In: Statistics and Probability
In this SPSS assignment, you will expand your understanding of inferential statistics involving a chi-square analysis. 1. For each variable gender and topic, conduct a Chi Square analysis to test if there is an even distribution across each level of each variable. (Hint: For this test, use the Nonparametric Test under the Analyze tab.) a. Upload the SPSS output. b. What are the null and alternative hypotheses for each variable? c. Report the results in APA format of the test for each of these hypotheses. 2. Once this analysis has been completed, the researcher is interested in determining how the distribution appears across the two variables combined. Conduct a Chi Square goodness-of-fit test for cross tabulation of gender and topic area. (Hint: For this test, use the Descriptive => Crosstabs under the Analyze tab.) a. Upload the SPSS output b. What are the null and alternative hypotheses for this test? c. Report the results in APA format of the test for each of these hypotheses. 3. Based on your personal experiences and interests, briefly discuss two variables to be used in a chi-square analysis. Please note, I have already generated the SPSS output so I do not need any of that. I just need help with the responses. Gender (M = male, F = female) Self-esteem scores Productivity scores M 64 25 M 68 28 F 74 36 M 75 38 F 76 34 F 79 36 F 80 40 F 82 41 M 68 22 M 70 38 F 74 39 F 76 34 F 78 38 F 79 37 M 82 45 M 85 46 F 71 30 M 73 34 F 75 33 M 77 36 M 78 38 M 80 42 F 83 46 F 86 49 M 73 37 F 74 38 M 77 32 M 77 35 F 78 36 M 81 45 F 84 49 F 87 48 F 77 36 M 71 33 F 75 34 F 76 36 M 79 38 M 83 48 F 89 48 F 91 49
1. We will conduct three Chi-square tests for each variable to test their distributions at each level. The null hypothesis and alternate hypothesis for each will be:
Ho1: The variable Gender is evenly distributed at each level OR Gender follows the expected distribution
Ha1: The variable Gender is not evenly distributed at each level OR Gender does not follow the expected distribution
Ho2: The variable Self-esteem scores is evenly distributed at each level
Ha2: The variable Self-esteem scores is not evenly distributed at each level
Ho3: The variable productivity scores is evenly distributed at each level
Ha3: The variable productivity scores is not evenly distributed at each level
Results in APA Format:
A chi square test for goodness of fit was run for the gender variable. A significant statistic emerged with a chi-square value of 0.400 and p>0.05 meaning that the variable is evenly distributed at each level.
A chi square test for goodness of fit was run for the 'self-esteem scores' variable. A significant statistic emerged with a chi-square value of 9.350 and p>0.05 meaning that the variable is evenly distributed at each level.
A chi square test for goodness of fit was run for the 'productivity scores' variable. A significant statistic emerged with a chi-square value of 22.700 and p>0.05 meaning that the variable is evenly distributed at each level.
2. For two variables combined, the chi-square test is used to test independence of two variables.
Ho1: Gender and Self-esteem scores are independent of each other.
Ha1: Gender and Self-esteem scores are not independent of each other.
A chi square test of independence was run between gender and self-esteem scores. An insignificant statistic emerged with a chi-square value of 20.8 and p (0.409) >0.05 stating that the the two variables are independent of each other.
Ho2: Gender and Productivity scores are independent of each other.
Ha2: Gender and Productivity scores are not independent of each other.

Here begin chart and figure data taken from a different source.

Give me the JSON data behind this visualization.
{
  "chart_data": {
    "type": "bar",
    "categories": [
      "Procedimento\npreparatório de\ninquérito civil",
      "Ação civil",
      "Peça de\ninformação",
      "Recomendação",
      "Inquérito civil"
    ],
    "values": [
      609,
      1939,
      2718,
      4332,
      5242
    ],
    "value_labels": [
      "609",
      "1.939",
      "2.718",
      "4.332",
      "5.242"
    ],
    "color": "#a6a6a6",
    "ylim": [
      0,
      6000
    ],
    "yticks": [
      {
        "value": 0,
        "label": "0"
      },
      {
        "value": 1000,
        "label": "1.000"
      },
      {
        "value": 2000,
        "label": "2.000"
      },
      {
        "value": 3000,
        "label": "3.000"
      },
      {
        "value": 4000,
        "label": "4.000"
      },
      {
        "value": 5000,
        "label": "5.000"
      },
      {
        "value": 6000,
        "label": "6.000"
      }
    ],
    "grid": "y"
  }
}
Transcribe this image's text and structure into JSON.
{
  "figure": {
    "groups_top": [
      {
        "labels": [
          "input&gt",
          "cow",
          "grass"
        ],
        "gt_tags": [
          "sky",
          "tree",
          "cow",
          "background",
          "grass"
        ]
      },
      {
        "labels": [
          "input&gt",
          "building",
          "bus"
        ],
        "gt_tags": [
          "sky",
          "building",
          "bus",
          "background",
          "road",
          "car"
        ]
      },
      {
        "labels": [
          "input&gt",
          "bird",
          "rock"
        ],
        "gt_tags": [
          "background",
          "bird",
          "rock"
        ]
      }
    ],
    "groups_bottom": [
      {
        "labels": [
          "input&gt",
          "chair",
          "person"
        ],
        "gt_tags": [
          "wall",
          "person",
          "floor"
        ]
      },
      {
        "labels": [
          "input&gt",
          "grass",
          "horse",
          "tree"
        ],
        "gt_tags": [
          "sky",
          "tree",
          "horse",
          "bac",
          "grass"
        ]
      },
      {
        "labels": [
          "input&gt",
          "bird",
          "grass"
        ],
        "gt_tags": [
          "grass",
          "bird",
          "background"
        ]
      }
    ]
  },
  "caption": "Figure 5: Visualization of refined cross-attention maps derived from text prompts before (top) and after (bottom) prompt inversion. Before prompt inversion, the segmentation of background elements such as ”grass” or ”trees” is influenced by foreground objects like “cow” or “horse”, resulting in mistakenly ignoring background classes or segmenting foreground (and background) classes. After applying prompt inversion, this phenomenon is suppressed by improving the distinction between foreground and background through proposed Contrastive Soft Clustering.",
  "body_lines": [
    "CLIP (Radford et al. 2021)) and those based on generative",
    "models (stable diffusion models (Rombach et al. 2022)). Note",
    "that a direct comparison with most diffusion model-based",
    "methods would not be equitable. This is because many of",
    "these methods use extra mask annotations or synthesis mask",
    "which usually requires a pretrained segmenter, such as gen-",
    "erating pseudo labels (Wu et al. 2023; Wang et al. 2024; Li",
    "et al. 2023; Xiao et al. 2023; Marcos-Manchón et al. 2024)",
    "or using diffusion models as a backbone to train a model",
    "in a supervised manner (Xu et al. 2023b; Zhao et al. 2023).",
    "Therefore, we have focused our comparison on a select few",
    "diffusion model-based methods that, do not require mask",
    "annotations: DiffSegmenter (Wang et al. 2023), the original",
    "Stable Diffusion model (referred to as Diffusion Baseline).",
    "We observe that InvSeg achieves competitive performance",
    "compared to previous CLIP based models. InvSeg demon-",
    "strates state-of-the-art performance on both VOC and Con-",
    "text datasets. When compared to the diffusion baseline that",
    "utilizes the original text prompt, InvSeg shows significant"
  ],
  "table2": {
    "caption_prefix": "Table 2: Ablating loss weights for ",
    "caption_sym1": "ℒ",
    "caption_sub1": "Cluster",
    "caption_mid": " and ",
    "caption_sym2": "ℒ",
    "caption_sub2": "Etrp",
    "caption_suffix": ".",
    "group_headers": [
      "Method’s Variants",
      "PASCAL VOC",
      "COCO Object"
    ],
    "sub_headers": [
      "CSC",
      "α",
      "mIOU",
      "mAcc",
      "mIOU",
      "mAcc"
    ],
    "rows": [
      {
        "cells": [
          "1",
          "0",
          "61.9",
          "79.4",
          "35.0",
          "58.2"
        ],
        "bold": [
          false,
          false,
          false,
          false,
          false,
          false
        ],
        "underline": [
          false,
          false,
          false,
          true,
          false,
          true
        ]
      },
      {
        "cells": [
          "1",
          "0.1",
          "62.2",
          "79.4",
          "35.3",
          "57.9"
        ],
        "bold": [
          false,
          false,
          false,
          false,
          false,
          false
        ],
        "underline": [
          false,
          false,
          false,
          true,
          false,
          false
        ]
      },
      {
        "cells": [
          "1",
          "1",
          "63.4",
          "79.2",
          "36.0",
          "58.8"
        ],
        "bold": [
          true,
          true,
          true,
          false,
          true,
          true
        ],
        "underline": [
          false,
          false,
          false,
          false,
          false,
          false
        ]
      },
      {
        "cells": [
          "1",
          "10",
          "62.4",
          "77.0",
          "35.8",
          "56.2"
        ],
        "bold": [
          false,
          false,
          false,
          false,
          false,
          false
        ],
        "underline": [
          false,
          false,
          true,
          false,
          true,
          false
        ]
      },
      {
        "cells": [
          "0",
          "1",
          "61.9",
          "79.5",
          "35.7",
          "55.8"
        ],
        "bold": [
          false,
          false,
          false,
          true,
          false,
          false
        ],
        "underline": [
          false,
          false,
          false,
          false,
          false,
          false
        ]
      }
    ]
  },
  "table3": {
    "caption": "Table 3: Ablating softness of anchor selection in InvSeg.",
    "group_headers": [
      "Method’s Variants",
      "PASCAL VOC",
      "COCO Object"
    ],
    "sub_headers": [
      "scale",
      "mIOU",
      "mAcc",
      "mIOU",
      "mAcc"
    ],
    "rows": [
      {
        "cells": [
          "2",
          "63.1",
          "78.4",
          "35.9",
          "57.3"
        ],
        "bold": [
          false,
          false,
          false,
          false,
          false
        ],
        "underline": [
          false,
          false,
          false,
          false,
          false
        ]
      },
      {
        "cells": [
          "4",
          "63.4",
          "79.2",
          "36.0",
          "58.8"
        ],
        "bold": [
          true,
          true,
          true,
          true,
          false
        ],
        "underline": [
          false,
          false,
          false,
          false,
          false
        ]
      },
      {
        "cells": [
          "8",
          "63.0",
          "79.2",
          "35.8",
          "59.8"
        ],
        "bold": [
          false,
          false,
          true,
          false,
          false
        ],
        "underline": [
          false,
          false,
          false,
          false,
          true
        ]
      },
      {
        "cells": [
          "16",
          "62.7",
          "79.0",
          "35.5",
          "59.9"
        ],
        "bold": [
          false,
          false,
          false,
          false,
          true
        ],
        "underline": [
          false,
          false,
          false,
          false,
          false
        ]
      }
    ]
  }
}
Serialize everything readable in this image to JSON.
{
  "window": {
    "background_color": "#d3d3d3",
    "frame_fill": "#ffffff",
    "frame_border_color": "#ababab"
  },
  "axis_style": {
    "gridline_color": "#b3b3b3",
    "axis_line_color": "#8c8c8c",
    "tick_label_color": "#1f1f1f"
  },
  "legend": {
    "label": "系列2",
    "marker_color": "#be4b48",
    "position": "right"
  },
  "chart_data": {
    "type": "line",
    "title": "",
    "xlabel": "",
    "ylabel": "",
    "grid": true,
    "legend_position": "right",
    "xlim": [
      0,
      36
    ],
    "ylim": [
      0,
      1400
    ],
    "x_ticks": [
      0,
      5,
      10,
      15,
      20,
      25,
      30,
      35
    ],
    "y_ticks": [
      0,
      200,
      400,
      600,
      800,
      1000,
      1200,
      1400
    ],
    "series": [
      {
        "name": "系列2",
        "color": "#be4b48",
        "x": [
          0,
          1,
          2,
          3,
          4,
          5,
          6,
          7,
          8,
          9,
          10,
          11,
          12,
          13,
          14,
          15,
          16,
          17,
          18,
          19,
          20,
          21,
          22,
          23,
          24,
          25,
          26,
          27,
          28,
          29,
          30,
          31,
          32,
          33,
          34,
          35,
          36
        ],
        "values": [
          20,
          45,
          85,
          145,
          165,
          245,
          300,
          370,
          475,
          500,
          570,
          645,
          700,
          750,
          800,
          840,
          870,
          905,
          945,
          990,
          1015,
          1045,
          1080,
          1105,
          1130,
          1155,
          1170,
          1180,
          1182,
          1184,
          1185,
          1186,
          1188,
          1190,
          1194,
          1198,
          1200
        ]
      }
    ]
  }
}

A chi square test of independence was run between gender and productivity scores. An insignificant statistic emerged with a chi-square value of 19.461 and p (0.364) >0.05 stating that the the two variables are independent of each other.
Ho3: Productivityand Self-esteem scores are independent of each other.
Ha3: Productivity and Self-esteem scores are not independent of each other.
A chi square test of independence was run between productivity scores and self-esteem scores. An insignificant statistic emerged with a chi-square value of 379.44 and p (0.231) >0.05 stating that the the two variables are independent of each other.
3. In a chi-square analysis, the two variables should always be used which are nominal or ordinal and have a few levels. For example, chi-square could be used between Gender (Two levels: Male and Female) and Smoking (Levels: Yes and No). The chi-square test should not be used for continuous numeric variables.